US: A Florida court cleared the way to remove the feeding tube that sustains a severely brain-damaged woman yesterday, after congressional leaders tried to prolong her life by subpoenaing her to appear before Congress.
CNN quoted the sister of the woman, Terri Schiavo, as a saying the tube had been removed.
Ms Schiavo has been kept alive since a heart attack starved her brain of oxygen in 1990, leaving her in what the courts declared was a permanent vegetative state.
Her husband and legal guardian, Michael Schiavo, says she would not have wanted to be kept alive in that condition. In a bitterly contested seven-year court case, Mr Schiavo won permission to remove the feeding tube yesterday, which would result in his wife's death in seven to 14 days.
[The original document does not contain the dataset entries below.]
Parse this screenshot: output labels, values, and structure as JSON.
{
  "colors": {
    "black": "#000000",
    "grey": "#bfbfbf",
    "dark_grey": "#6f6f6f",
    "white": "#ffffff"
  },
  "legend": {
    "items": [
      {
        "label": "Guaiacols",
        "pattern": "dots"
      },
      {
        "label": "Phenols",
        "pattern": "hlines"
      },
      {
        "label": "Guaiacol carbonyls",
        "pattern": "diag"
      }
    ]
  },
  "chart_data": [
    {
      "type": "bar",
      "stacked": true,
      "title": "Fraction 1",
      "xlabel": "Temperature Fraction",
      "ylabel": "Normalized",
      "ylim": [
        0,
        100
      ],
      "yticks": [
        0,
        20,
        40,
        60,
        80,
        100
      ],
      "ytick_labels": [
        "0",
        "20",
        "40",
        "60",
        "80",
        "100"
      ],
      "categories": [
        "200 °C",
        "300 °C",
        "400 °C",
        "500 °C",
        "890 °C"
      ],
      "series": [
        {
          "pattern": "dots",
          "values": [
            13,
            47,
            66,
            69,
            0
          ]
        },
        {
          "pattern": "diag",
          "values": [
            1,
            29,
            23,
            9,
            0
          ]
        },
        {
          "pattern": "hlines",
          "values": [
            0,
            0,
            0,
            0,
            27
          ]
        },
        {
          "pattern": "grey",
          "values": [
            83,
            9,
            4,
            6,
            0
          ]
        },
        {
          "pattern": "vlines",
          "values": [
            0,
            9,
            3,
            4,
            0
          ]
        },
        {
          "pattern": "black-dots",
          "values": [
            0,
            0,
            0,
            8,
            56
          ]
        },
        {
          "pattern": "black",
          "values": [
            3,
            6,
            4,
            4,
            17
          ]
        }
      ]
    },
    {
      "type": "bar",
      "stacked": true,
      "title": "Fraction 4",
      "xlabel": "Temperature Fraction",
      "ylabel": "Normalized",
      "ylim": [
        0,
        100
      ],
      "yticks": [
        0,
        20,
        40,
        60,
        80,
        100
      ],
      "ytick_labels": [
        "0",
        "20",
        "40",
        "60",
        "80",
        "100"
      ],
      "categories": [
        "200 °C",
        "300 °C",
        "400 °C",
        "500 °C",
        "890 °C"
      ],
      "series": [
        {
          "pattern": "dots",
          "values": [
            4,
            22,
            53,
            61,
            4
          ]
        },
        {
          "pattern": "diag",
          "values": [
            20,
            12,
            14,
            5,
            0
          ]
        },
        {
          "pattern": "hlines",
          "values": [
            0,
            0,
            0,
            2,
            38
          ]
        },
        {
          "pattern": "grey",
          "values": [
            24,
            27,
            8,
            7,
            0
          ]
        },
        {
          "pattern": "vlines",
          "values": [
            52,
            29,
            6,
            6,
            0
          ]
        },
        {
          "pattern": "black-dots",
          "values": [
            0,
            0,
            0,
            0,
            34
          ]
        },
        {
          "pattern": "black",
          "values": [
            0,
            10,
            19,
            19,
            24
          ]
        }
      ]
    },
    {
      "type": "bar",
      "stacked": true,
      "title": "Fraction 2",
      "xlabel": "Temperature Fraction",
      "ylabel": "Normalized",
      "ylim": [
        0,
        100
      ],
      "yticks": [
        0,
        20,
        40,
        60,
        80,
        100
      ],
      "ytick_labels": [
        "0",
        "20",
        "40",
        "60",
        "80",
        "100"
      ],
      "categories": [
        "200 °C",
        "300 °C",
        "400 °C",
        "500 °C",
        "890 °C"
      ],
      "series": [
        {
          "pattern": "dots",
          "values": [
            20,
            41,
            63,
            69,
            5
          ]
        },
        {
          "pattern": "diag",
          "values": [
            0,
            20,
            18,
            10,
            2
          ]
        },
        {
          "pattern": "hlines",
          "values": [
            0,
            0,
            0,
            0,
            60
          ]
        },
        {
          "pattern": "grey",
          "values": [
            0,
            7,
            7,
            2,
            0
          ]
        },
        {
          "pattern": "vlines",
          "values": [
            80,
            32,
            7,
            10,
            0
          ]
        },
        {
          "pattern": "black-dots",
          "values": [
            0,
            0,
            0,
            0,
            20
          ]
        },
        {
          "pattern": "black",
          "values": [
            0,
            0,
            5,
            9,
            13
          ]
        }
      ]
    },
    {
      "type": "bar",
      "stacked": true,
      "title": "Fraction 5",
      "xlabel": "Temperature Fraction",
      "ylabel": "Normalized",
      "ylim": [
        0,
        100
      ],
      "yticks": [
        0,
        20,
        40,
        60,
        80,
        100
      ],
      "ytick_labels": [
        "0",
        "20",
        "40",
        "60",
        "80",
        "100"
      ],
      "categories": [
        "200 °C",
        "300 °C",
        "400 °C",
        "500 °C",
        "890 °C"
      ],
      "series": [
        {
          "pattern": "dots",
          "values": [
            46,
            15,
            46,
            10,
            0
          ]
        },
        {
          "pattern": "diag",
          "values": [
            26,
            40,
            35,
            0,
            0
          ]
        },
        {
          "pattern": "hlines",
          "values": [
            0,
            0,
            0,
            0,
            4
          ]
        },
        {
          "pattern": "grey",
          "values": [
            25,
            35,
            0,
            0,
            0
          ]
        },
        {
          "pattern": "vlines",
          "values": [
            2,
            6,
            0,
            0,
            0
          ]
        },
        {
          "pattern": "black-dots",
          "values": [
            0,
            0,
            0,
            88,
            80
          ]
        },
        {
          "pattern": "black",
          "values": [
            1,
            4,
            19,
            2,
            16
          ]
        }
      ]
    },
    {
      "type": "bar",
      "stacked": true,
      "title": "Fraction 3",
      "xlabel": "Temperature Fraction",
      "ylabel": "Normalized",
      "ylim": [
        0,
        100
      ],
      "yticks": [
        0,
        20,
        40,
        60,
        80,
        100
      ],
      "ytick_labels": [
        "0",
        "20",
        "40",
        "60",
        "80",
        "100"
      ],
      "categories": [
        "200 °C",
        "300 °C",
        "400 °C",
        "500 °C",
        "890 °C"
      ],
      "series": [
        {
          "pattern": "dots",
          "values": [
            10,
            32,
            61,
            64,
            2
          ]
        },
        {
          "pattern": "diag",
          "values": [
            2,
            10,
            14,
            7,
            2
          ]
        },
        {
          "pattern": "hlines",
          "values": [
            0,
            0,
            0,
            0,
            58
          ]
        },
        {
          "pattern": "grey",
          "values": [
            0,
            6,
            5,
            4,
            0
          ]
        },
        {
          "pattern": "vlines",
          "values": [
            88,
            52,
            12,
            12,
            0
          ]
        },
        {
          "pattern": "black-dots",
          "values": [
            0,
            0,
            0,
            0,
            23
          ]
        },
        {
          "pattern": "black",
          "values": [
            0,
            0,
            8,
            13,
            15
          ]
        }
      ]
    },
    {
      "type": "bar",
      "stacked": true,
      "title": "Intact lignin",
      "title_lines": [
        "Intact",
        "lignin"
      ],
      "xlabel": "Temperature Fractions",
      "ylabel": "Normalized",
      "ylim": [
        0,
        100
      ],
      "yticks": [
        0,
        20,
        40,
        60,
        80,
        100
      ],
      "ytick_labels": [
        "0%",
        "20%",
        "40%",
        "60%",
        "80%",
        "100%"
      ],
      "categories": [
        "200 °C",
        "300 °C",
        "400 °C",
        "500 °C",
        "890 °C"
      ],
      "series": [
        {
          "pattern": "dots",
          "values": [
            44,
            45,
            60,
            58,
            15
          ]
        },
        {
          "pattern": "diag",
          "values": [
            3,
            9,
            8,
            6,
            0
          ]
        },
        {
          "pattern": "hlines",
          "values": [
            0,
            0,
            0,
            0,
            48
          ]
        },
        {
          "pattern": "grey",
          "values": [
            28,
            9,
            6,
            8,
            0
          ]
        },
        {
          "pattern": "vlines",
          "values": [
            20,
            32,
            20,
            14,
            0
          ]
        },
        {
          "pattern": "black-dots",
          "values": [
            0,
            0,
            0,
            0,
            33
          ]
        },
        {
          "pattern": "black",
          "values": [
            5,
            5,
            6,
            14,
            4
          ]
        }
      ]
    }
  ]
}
Republican congressional leaders made a last-minute attempt to stave that off by subpoenaing Ms Schiavo to appear before hearings and committees later in the month.
Senate majority leader Bill Frist, a Tennessee Republican, said: "The Senate and the House remain dedicated to saving Terri Schiavo's life. While discussions over possible legislative remedies continue, the Senate and the House are taking action to keep her alive in the interim."
Her parents, Bob and Mary Schindler, are fighting to keep her alive, saying she responds to them and could improve with rehabilitation and have lobbied legislators to intervene.
Congressional leaders issued the subpoenas after failing to enact legislation allowing federal courts to review the case.
Through five years of hearings and appeals, the Florida courts have ruled in Mr Schiavo's favour and the US Supreme Court has refused three times to intervene.
The long and public dispute between Ms Schiavo's husband and parents has galvanised activists on all sides of right-to-die issue and ignited new debate about state and federal powers.
President Bush, who was in Florida yesterday to talk about social security, backed efforts to prolong her life.